Elon Musk has revived his idea to power the entire U.S. with one single, giant solar farm. In a recent tweet evidently directed at fellow mega-billionaire Bill Gates, Musk insinuated that his grand solar plan is actually quite simple (hat-tip to Inverse):
Musk guesstimates the farm would be 100 miles by 100 miles. His idea isn’t feasible on its own, and is largely considered a gestural idea toward the possibility for new solutions with existing technology.
The United Nations believes the technology to address climate change already exists and that the policies and behaviors required will be cultural and financial. Countries must spend the money to enact solutions and build out robust, full-service mechanisms using pieces of existing technology.
Musk’s idea for a single giant solar grid to support the entire U.S. is what TV food personality Alton Brown would call a unitasker: something limited to one specific use case, and therefore a waste of money.

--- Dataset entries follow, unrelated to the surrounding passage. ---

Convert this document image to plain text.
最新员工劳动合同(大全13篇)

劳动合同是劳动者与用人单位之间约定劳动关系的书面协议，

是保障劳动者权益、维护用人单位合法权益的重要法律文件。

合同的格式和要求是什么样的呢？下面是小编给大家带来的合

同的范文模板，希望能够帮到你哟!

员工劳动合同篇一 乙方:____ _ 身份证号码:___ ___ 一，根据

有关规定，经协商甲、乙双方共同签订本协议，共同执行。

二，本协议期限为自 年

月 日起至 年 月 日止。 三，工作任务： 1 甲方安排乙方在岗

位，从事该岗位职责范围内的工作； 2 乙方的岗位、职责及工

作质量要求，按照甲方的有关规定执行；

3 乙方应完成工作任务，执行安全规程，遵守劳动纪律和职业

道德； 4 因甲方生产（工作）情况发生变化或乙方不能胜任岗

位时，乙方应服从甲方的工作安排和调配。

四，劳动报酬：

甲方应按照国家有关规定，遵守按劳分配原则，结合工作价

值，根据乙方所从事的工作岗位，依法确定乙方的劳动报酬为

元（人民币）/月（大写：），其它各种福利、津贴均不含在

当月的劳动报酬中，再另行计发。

As Inverse points out, a big enough storm or even severely overcast day would knock out the electrical grid, unless Musk plans to include cutting-edge solar storage as part of his national solar farm.
The fan whose reply prompted Musk’s renewal of his solar idea mentioned Gates’s widely shared soundbyte that solar is “cute,”but nuclear is the real way forward. (His actions since have indicated a change of heart.) But nuclear’s public favorability keeps falling, from the “nuclear golden age” in the 1950s to repeated international nuclear disasters to Germany’s love affair and very public breakup with nuclear energy. Where nuclear energy studies have largely stagnated, solar and wind have made giant steps forward, partly by building off of the cooling technologies pioneered by nuclear plants.